So I’ve been wanting to expand a lot of my older flash fiction pieces here. I decided to start with this — I’ll probably be making it into a serial at some point, but for now, it remains unedited, quickly-written flash fiction. Part 1 is here.
The Flight, Part 2
My breathing was heavy. My chest rose and fell, and with each breath a sharp pain pierced my chest. For a moment I wondered if I had cracked a rib when I had tripped, but I knew that it would be much worse if I had.
I handed our child to her gently and placed my hands on my knees, bowing forward over the ground, trying to regain my breath. My hair was wet and some caught in my eyes. I shook it away so that it still covered my eyes, but at least wasn’t in them, too tired to lift my hand to brush it away.

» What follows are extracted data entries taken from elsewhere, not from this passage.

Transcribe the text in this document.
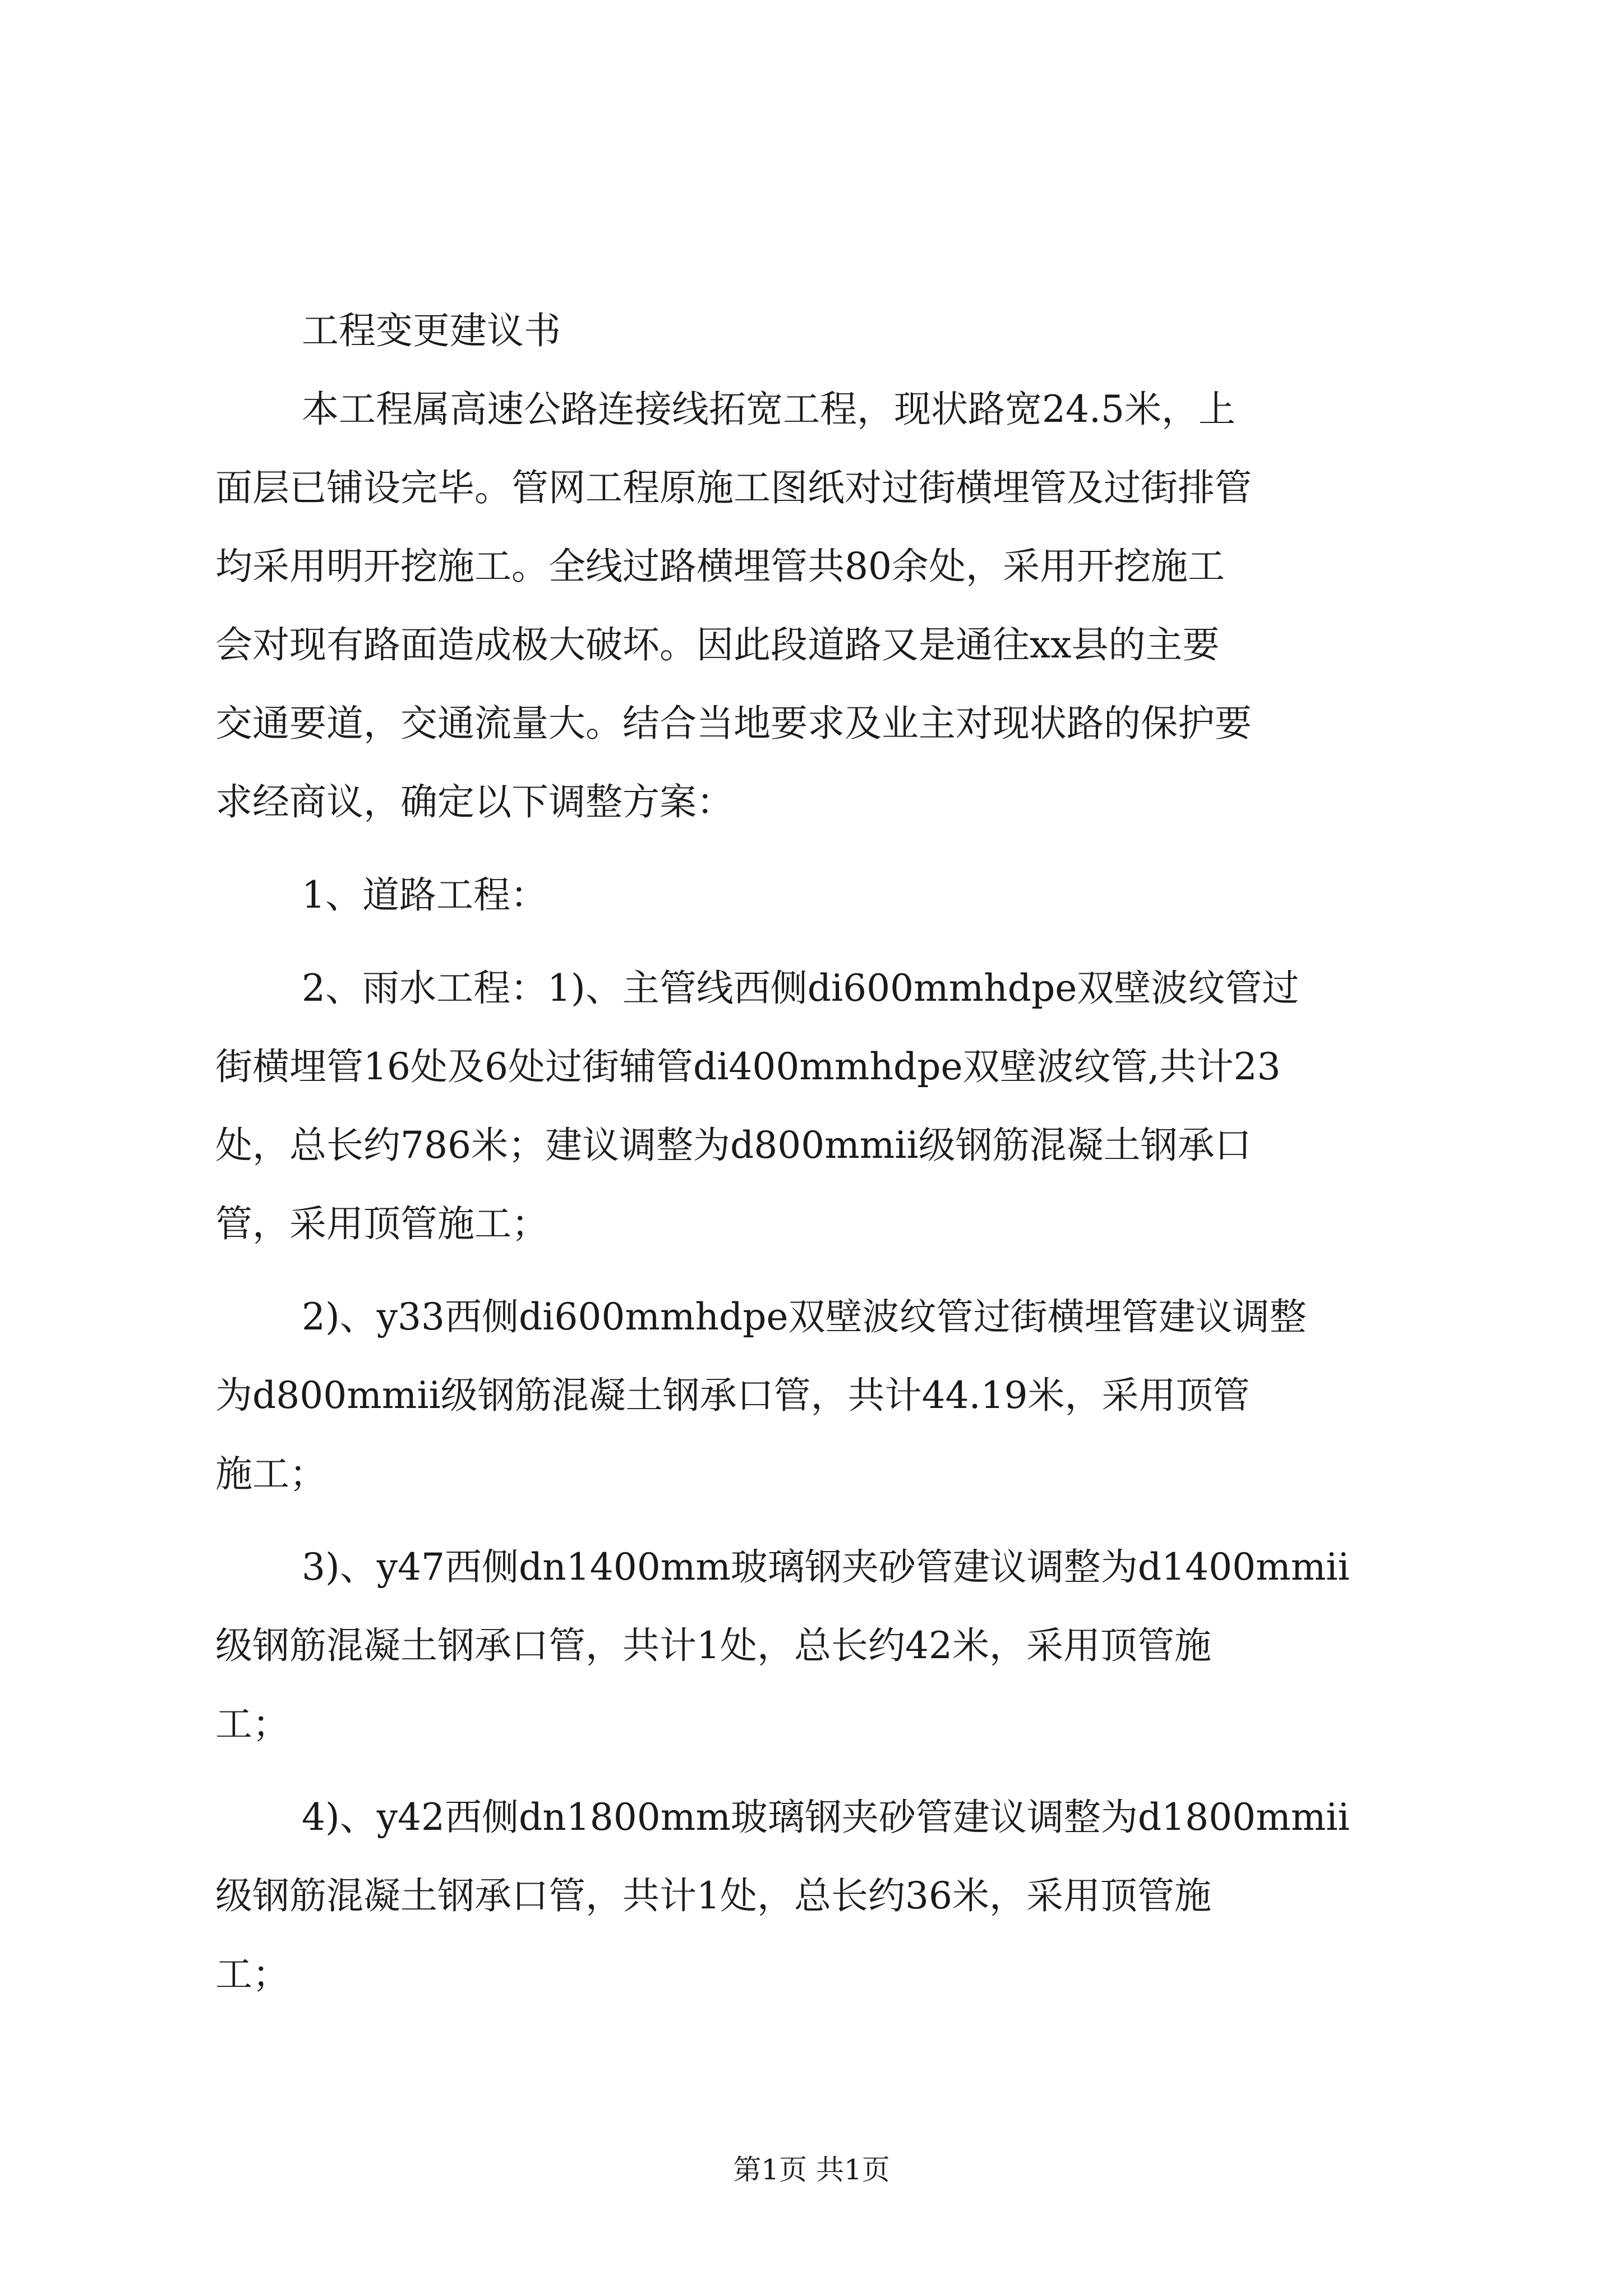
工程变更建议书
本工程属高速公路连接线拓宽工程，现状路宽24.5米，上
面层已铺设完毕。管网工程原施工图纸对过街横埋管及过街排管
均采用明开挖施工。全线过路横埋管共80余处，采用开挖施工
会对现有路面造成极大破坏。因此段道路又是通往xx县的主要
交通要道，交通流量大。结合当地要求及业主对现状路的保护要
求经商议，确定以下调整方案：
1、道路工程：
2、雨水工程：1)、主管线西侧di600mmhdpe双壁波纹管过
街横埋管16处及6处过街辅管di400mmhdpe双壁波纹管,共计23
处，总长约786米；建议调整为d800mmii级钢筋混凝土钢承口
管，采用顶管施工；
2)、y33西侧di600mmhdpe双壁波纹管过街横埋管建议调整
为d800mmii级钢筋混凝土钢承口管，共计44.19米，采用顶管
施工；
3)、y47西侧dn1400mm玻璃钢夹砂管建议调整为d1400mmii
级钢筋混凝土钢承口管，共计1处，总长约42米，采用顶管施
工；
4)、y42西侧dn1800mm玻璃钢夹砂管建议调整为d1800mmii
级钢筋混凝土钢承口管，共计1处，总长约36米，采用顶管施
工；
第1页 共1页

Finally I looked up. Each labored breath was now less severe than it was before. I knew I had to have a bruised rib. I lifted a hand to my face to brush away my hair when my hand swept over a deep gash on my forehead.
“Honey, you’re bleeding!” my wife said immediately. And the pain struck. I hadn’t even noticed I was bleeding until I actually realized the cut was there. I placed my hand on it, ignoring the intense sting that I was greeted with. When I removed my hand it was covered in crimson.
I moaned and placed my palms on the dirt floor of the woods. I could feel the blood trickling down my forehead, and I put my forearm against it to try and stop the bleeding while my wife got a piece of cloth from inside the satchel still on my shoulder. She pulled my arm away and wiped my forehead of blood, sweat, and dirt before pressing the cloth right on the wound and instructing me to hold it there, even though I already knew that.
I stood up slowly, my legs shaky with the adrenaline gone and their over-use. I steadied myself on a nearby tree and began looking around at the fellow survivors. There were about twenty of them, grouped together in a large opening within the trees. They, too, struggled to get their breath. But what pained me most were their expressions. Their eyes. I could see it in every one of them. The fear. The despair. The loss of hope.
A few had looks of determination, of anger – anger at the ones who had destroyed our homes and village. But they were few and far between. The mood overall was of sadness. My wife hugged me around the waist, and I hugged her back, kissing her on the top of the head before delivering a kiss to our child as well.
Our son. A beautiful boy, only a year and a half years old. His green eyes looked up at me with recognition: I was his father. I tried to smile down at him, but it probably didn’t look like much of one. I was too tired. Too pained. Too full of sorrow.
He shouldn’t have to go through this, I thought to myself. He was the epitome of innocence, perfection in a world filled with so much imperfection. So much madness and corruption. If we at all deserved what had happened to us – for everyone sins – he was the exception.
So I kissed him again, not sure of what else to do while the thought pained me. I tried to find a positive light to our situation, and in the end, I could only find one: We were alive. God allowed us to live.
But soon the sorrow overtook me again. I pushed the thoughts away, forcing myself to think for the group. For how to survive.
I came into the clearing of trees and looked upward at the night sky. I guessed it was probably midnight. The stars were bright, and the moon was nearly full, allowing us to see just a little.
I looked behind me again, still scared that they would be coming after us, but I saw and heard nothing. No movement among the trees. No snapping of branches or the yelling that they would probably be doing were they behind us.
And for a moment, I had hope. Our village was destroyed, but we could build it up again. We could make it and ourselves stronger as long as we stuck together.
But then I realized that we could never rebuild our village. We couldn’t go back. And ultimately, we had to keep moving forward. If they weren’t chasing us right now, they would be soon. But I knew that, at this moment, we had to rest.
We survived the day, but the fight wasn’t over. I took our son from my wife’s arms and held him close. We would figure out a way to be a family still.